Unfortunately, the full scan (which took just over 30 minutes to complete) didn’t clear up the remaining bits of malware. Close as the product came, we couldn’t give BullGuard a full 100% in our real life tests.
BullGuard offer a great range of technical support options, and they’re well integrated with the software. A large “support” button gives you the option of live chat, email and knowledge base support.
We made use of the live chat and were pleased to find out that it is available 24/7 (at least in English), and not closed to those using demo versions, something some providers do that we find rather irritating.
We also discovered that BullGuard offer a premium install and configuration service, which is charged at €24.95 for those who prefer not to install the product themselves.
We checked with the online chat team, and BullGuard don’t provide any phone support.

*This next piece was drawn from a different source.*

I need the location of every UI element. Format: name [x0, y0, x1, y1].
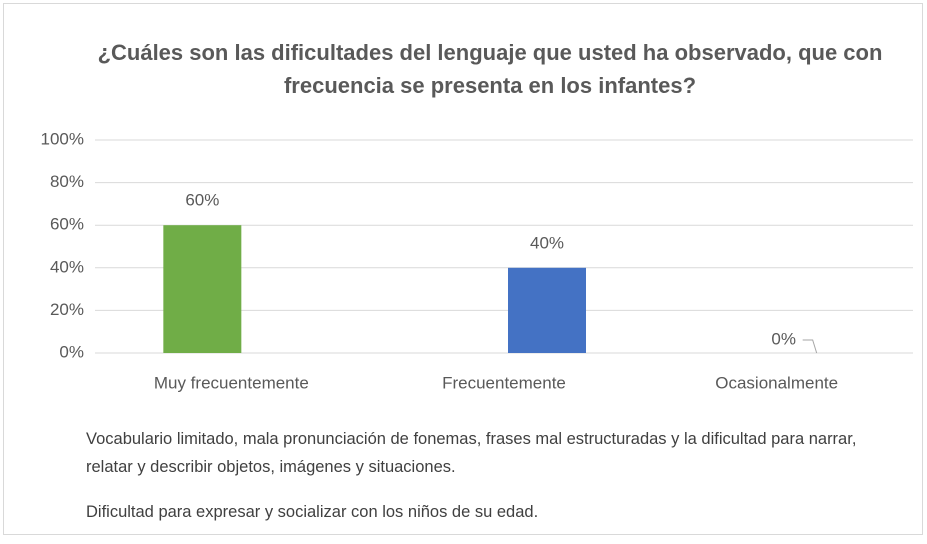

- Fast and slick install and initial update
- Lightweight installation
- Good chat support (also available to demo users)
- Includes spam filter
We weren’t so sure about
- No phone support available
- “Scan within archives” disabled by default
- Real life test results not quite perfect
- One random crash during testing
BullGuard Antivirus 2013 came so close to being one of our top recommendations, but it got into a muddle with the trickiest of our real life tests.
It’s important that we emphasise that this is the only thing we didn’t like about product, so it’s a shame it’s something so important, but the simple fact is that it allowed a small amount of malware in, when there have been other products that has stopped the entire threat in its tracks.
As such, our recommendation can only be a reserved one, which is a real shame as there’s plenty here to like.